I just wanted to make the point that getting this right has huge tangible ongoing benefit to the company.
How do you get the equity allocations right?
A few key points to read, assimilate, memorize, and then recite to yourself until you totally grok them.
- Equity is real actual money – if you doubt this, bear in mind it’s TAXABLE: the government believes this!
- If you give it away for anything less tangible than money, you’re an idiot
- There is nothing unusual about equity allocations written as commercial contracts: “receiver of equity MUST deliver game X within 3 months of the scheduled ship date” (although that example would only be appropriate for a very narrow kind of person, someone with direct control over it, i.e. not the programmers designers and artists)
- Equity is frequently allocated on a sliding scale: “10% of this equity is forfeit if the game is more than a week late; 30% if more than a month late; 50% if more than 3 months late” (again, an example only for a narrow kind of employee – not to be used as standard!)
- The main limits to what terms you can place in an equity allocation are your imagination. You’re in the games industry, you have “creativity”: use it!
- Equity comes in hundreds of different forms, a different kind to suit every different use you can think of. Do you want the equity to be allowed to vote in company-board-of-directors issues? Do you want it to be resellable for profit? Do you want to limit the total amount a person can have? Do you want the receiver to pay tax on it immediately, or whenever they try to sell it? etc etc etc.

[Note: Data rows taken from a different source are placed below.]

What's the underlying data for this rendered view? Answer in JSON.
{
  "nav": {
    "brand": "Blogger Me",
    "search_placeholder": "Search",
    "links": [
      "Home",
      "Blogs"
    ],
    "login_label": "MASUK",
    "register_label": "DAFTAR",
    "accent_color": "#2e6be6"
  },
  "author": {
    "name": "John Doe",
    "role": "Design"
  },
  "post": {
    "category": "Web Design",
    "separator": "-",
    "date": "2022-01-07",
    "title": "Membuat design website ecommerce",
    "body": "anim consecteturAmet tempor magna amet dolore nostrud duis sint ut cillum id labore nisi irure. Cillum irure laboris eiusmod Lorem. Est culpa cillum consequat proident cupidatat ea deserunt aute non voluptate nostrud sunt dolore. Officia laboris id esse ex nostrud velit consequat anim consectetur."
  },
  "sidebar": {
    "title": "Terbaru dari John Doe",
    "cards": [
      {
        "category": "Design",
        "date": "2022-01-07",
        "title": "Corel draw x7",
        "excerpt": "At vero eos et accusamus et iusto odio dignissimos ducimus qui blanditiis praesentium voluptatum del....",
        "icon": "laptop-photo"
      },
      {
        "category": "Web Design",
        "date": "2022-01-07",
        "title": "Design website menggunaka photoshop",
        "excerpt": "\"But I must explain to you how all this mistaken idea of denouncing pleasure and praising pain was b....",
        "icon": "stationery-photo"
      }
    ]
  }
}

Consider every option (use a lawyer or accountant to advise you what the main options are)
Oh – and every individual is a different negotiation. For practicality, you’ll probably want to do similar classes of individual “mostly” together – but there’s no reason not to have the exact same shares / options / etc and yet vary the actual terms for each individual according to their job role and their own desire for more/less commitment/involvement/responsibility etc.
And if you don’t provide ownership to the staff in some form or other, then if they’re good enough to do the studio in the first place they’ll just go and borrow some VC money and found their own studio without you, and then sell it back to you (or a competitor) when things get tough or they want to cash in. Don’t risk it.

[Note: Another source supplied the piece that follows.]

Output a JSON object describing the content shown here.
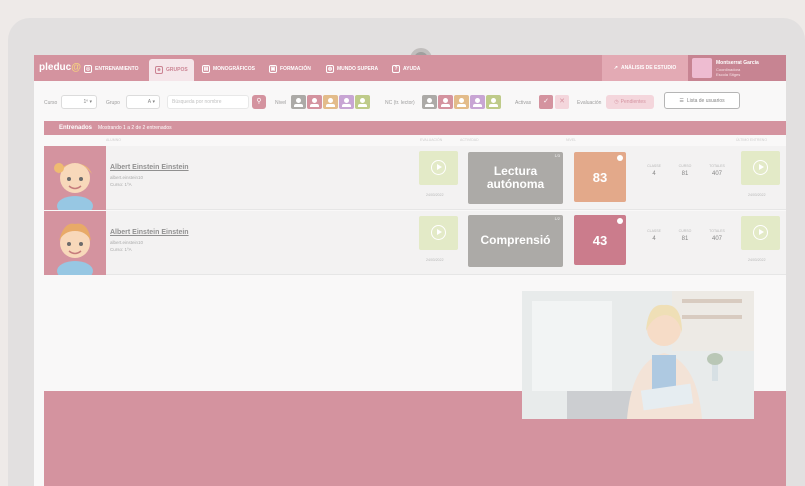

Step 2 – Hire a Head-of-Studio
“The buck stops here” – that’s what the Head is for. You’ve already got a CEO, a COO, etc in your parent company, so you don’t need those things precisely, but the Head is the “most executive” parts of the CEO and COO’s jobs: the problem-solving, the “bigger picture” strategising surrounding day-to-day activities, the “watchful eye on the wood, not getting distracted by the trees”. But it’s someone who – at this stage in the studio’s lifetime – is doing all that specifically for the practical aspects of the studio, not for 10-year planning etc.

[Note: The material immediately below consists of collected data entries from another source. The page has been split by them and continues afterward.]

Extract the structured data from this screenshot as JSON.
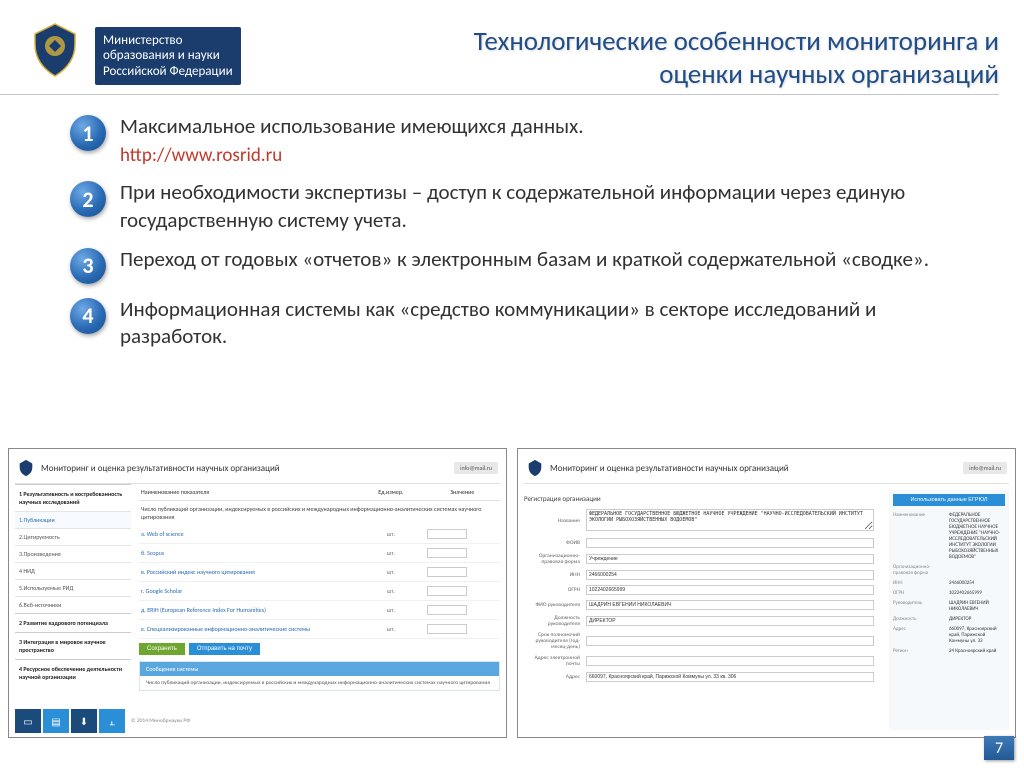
{
  "header": {
    "ministry_line1": "Министерство",
    "ministry_line2": "образования и науки",
    "ministry_line3": "Российской Федерации",
    "title_line1": "Технологические особенности мониторинга и",
    "title_line2": "оценки научных организаций"
  },
  "items": [
    {
      "n": "1",
      "text": "Максимальное использование имеющихся данных.",
      "url": "http://www.rosrid.ru"
    },
    {
      "n": "2",
      "text": "При необходимости экспертизы – доступ к содержательной информации через единую государственную систему учета."
    },
    {
      "n": "3",
      "text": "Переход от годовых «отчетов» к электронным базам и краткой содержательной «сводке»."
    },
    {
      "n": "4",
      "text": "Информационная системы как «средство коммуникации» в секторе исследований и разработок."
    }
  ],
  "shot1": {
    "title": "Мониторинг и оценка результативности научных организаций",
    "login": "info@mail.ru",
    "side_head1": "1 Результативность и востребованность научных исследований",
    "side_items": [
      "1.Публикации",
      "2.Цитируемость",
      "3.Произведения",
      "4 НИД",
      "5.Используемые РИД",
      "6.Веб-источники"
    ],
    "side_head2": "2 Развитие кадрового потенциала",
    "side_head3": "3 Интеграция в мировое научное пространство",
    "side_head4": "4 Ресурсное обеспечение деятельности научной организации",
    "cols": {
      "name": "Наименование показателя",
      "unit": "Ед.измер.",
      "val": "Значение"
    },
    "section": "Число публикаций организации, индексируемых в российских и международных информационно-аналитических системах научного цитирования",
    "rows": [
      {
        "name": "a. Web of science",
        "unit": "шт."
      },
      {
        "name": "б. Scopus",
        "unit": "шт."
      },
      {
        "name": "в. Российский индекс научного цитирования",
        "unit": "шт."
      },
      {
        "name": "г. Google Scholar",
        "unit": "шт."
      },
      {
        "name": "д. ERIH (European Reference Index For Humanities)",
        "unit": "шт."
      },
      {
        "name": "е. Специализированные информационно-аналитические системы",
        "unit": "шт."
      }
    ],
    "btn_save": "Сохранить",
    "btn_send": "Отправить на почту",
    "sysmsg_head": "Сообщения системы",
    "sysmsg_body": "Число публикаций организации, индексируемых в российских и международных информационно-аналитических системах научного цитирования",
    "copy": "© 2014 Минобрнауки РФ"
  },
  "shot2": {
    "title": "Мониторинг и оценка результативности научных организаций",
    "login": "info@mail.ru",
    "section": "Регистрация организации",
    "fields": {
      "name_lbl": "Название",
      "name_val": "ФЕДЕРАЛЬНОЕ ГОСУДАРСТВЕННОЕ БЮДЖЕТНОЕ НАУЧНОЕ УЧРЕЖДЕНИЕ \"НАУЧНО-ИССЛЕДОВАТЕЛЬСКИЙ ИНСТИТУТ ЭКОЛОГИИ РЫБОХОЗЯЙСТВЕННЫХ ВОДОЕМОВ\"",
      "foiv_lbl": "ФОИВ",
      "opf_lbl": "Организационно-правовая форма",
      "opf_val": "Учреждение",
      "inn_lbl": "ИНН",
      "inn_val": "2466000254",
      "ogrn_lbl": "ОГРН",
      "ogrn_val": "1022402665999",
      "fio_lbl": "ФИО руководителя",
      "fio_val": "ШАДРИН ЕВГЕНИЙ НИКОЛАЕВИЧ",
      "pos_lbl": "Должность руководителя",
      "pos_val": "ДИРЕКТОР",
      "term_lbl": "Срок полномочий руководителя (год-месяц-день)",
      "email_lbl": "Адрес электронной почты",
      "addr_lbl": "Адрес",
      "addr_val": "660097, Красноярский край, Парижской Коммуны ул. 33 кв. 306"
    },
    "right": {
      "btn": "Использовать данные ЕГРЮЛ",
      "name_lbl": "Наименование",
      "name_val": "ФЕДЕРАЛЬНОЕ ГОСУДАРСТВЕННОЕ БЮДЖЕТНОЕ НАУЧНОЕ УЧРЕЖДЕНИЕ \"НАУЧНО-ИССЛЕДОВАТЕЛЬСКИЙ ИНСТИТУТ ЭКОЛОГИИ РЫБОХОЗЯЙСТВЕННЫХ ВОДОЕМОВ\"",
      "opf_lbl": "Организационно-правовая форма",
      "inn_lbl": "ИНН",
      "inn_val": "2466000254",
      "ogrn_lbl": "ОГРН",
      "ogrn_val": "1022402665999",
      "ruk_lbl": "Руководитель",
      "ruk_val": "ШАДРИН ЕВГЕНИЙ НИКОЛАЕВИЧ",
      "pos_lbl": "Должность",
      "pos_val": "ДИРЕКТОР",
      "addr_lbl": "Адрес",
      "addr_val": "660097, Красноярский край, Парижской Коммуны ул. 33",
      "reg_lbl": "Регион",
      "reg_val": "24 Красноярский край"
    }
  },
  "page": "7"
}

Whatever problems you encounter next that are not a DIRECT aspect of the process of developing computer games, it’s the Head’s job to find and fix. They exist so that the best-of-the-best designers, artists, and programmers you have – your Leads, your Seniors, your Art/Creative/Technical Directors, etc – can focus all their considerable skill and brilliance on making the best games possible. There’s more than enough “hard” problems in the basic core processes of game development as it is – these people don’t have time to also be debugging your *company*.
Step 3 – Build a world-class hiring department
Read about Red 5 Studios and their now-infamous hiring procedure for “the 100 best people in the industry” (each of whom received an elaborate anonymous gift containing at it’s heart a personalized engraved ipod and a personalized audio message from the company explaining why they were being targetted). Although that is both “too expensive” and also “too global” in the number of people targetted for you, that’s exactly the kind of creative and impressively personal thinking you absolutely require from your recruiting team.
And these have to be people who will CARRY ON doing this kind of recruitment for years to come, because it’s quickly going to be one of your studio’s biggest assets in the cutthroat world of games-industry recruitment (not to mention saving you a small fortune in agency fees that won’t actually be needed thanks to these guys). I’d actually make the head of recruitment for the company one of the board of directors, right up there with the Head of Studio etc – not reporting indirectly through HR (Human Resources) or similar: they’re just Too Damn Important for that.
(NB: which of your senior management you choose to make part of your highest-level team says a lot about how you value your staff and your business, and where you think the biggest challenges are and where you think your company can most excel in the marketplace. Don’t pick that for political reasons, definitely not for reasons that will make individuals happy – consider it a fundamental part of your long-term business strategy. Bear in mind that your employees WILL notice how you arrange your company. Also bear in mind that the teams with the most senior representation will get the most direct communication with the most senior staff, and hence the greatest benefit of their brilliance and experience – and hence will perform better. Don’t make the decisions lightly!)
At Mind Candy, some of our earliest job adverts, before the initial team to run the company had even fully been assembled yet, and way before we hired our first full-time staff, included a simple text ad in the middle of Marketing Week, which had been encrypted with a simple text cipher that could be broken by hand (or with the help of google) relatively easily. But not a single word in the advert was unencrypted. The whole thing was a (relatively light) implicit challenge to every reader: “decode me, and find out what I am”. That was no more expensive than doing a plain ordinary job-advert, and yet hugely more successful.
Next steps…
Three should be enough to be going on with. I need to think about this some more, now I’ve got the most obvious pressing ones out of my head.
Of course, I reserve the right to realise I missed something that should have been “top 3” and add it later :), but if so I’ll deal with all that in a followup post.
3 replies on “Creating a New Game-Development Studio”
Nice article, although you’re only covering the “start relatively big” model. There’s also bootstrapping, which to me is the only sane way to do things:
http://www.gamasutra.com/php-bin/news_index.php?story=15727
Indeed, if you have no money, no publisher support, and are OK to have one studio be(come) your life, bootstrapping is the only way to go :).
But the current major trend (which will probably last for a couple more years before it switches back to more “lots of small indies”) seems to be for internal studios or VC-funded studios, both of which value “speed of getting established and getting to delivery of first major product” over “efficiency of spending”.
I find the bootstrapping pretty obvious what you need to do, and in what order: you get any product at all out the door as fast as possible, and you keep your costs vanishingly small, and try to get to long-term stable cashflow as soon as you can. You build upon small successes, baby steps. What I personally have never done is be given a tabula rasa and a blank cheque book – I’m interested in what you would do in that situation, where your choices *aren’t* really constrained?
I’m not sure I would *take* a blank check book. Seriously. Constraints are good in all things, including business. To me the blank check is a one-way ticket to catastrophic failure!